October 10, 2013 / 13:04 IST
Shares of Multi Commodity Exchange of India (MCX) and Financial Technologies rose on hopes of revival on the back of restructuring of boards. Both the stocks caught in the National Spot Exchange (NSEL) crisis gained around 5 percent in morning trade on Thursday.
Securities and Exchange Board of India (Sebi) appointed Thomas Mathew as the public interest director on the board of MCX-SX. The board of MCX-SX now has five directors including U Venkataraman, whole time director who would be assisting the Special Committee of public interest directors in running the day to day affairs of the stock exchange.

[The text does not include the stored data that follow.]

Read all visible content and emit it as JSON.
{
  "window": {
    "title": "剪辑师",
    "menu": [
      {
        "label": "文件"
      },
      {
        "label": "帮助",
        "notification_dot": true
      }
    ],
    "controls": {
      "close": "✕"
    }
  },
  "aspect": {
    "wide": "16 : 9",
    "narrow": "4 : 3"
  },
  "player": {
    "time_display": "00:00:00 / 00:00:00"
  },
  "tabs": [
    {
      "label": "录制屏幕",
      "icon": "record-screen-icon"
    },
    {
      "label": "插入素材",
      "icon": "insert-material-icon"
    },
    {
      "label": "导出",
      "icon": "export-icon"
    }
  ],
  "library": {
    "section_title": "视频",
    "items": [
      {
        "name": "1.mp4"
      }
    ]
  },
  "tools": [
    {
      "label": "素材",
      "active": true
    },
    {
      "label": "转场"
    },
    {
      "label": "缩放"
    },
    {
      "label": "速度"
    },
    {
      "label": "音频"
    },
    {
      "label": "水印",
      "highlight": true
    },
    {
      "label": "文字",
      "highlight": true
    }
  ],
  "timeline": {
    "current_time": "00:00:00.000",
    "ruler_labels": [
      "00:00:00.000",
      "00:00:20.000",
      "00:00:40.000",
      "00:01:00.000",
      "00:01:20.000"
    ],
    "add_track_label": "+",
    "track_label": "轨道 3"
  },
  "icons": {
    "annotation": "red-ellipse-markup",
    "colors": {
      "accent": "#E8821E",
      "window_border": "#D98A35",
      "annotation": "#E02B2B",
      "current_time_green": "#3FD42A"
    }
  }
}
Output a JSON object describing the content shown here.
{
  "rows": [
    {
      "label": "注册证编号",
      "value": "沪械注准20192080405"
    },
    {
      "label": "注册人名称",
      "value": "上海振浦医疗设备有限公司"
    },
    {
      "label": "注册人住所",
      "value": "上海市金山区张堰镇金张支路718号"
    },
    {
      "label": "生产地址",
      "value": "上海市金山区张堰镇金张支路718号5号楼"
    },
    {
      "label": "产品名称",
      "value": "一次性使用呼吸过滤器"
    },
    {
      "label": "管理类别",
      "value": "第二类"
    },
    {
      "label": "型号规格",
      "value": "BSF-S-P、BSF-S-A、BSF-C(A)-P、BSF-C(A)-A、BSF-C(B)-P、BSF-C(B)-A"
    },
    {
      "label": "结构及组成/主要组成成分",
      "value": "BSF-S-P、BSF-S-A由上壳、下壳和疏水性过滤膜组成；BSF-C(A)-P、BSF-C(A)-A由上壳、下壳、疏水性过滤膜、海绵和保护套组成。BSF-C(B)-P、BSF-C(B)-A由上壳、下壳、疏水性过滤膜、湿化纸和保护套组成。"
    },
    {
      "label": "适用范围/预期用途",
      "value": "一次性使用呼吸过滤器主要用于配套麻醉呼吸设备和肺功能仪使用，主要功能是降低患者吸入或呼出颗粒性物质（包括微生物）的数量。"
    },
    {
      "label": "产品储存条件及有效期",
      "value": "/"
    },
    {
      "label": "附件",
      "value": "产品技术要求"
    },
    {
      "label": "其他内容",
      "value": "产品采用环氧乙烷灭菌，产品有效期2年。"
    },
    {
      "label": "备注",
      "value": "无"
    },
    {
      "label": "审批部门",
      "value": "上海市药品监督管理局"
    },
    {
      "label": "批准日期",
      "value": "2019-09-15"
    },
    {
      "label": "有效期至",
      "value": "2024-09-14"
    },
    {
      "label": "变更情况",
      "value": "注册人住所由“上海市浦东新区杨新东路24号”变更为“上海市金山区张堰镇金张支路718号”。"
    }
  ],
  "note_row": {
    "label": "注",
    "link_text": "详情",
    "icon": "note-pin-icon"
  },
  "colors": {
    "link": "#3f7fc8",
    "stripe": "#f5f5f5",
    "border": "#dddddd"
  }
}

The decision came after MCX-SX shareholders met at an extraordinary general meeting (EGM) conveyed under the directions of Sebi. After the Forward Markets Commission (FMC) issued show cause notice to Financial Technologies and directors of NSEL Jignesh Shah, Joseph Massey and Shreekant Javalgekar, Sebi had stepped in.
Sebi also asked shareholders to take appropriate action including reconstitution of the board, reappointment of key managerial personnel and report by October 16. This corporate action has led to founder and vice chairman Jignesh Shah and Joseph Massey resigning with immediate effect.
Meanwhile, according to CNBC-TV18 sources, Financial Technologies board may
have to be restructured and is awaiting final probe reports.
Currently, Ministry of Corporate Affairs (MCA) and other departments are going through the minutes of the meetings between NSEL and FT.
MCX is locked at a 5 percent circuit at Rs 425.00, up Rs 20.20 on the BSE. At 10:46 hrs Financial Technologies was quoting at Rs 170.95, up Rs 6.40, or 3.89 percent.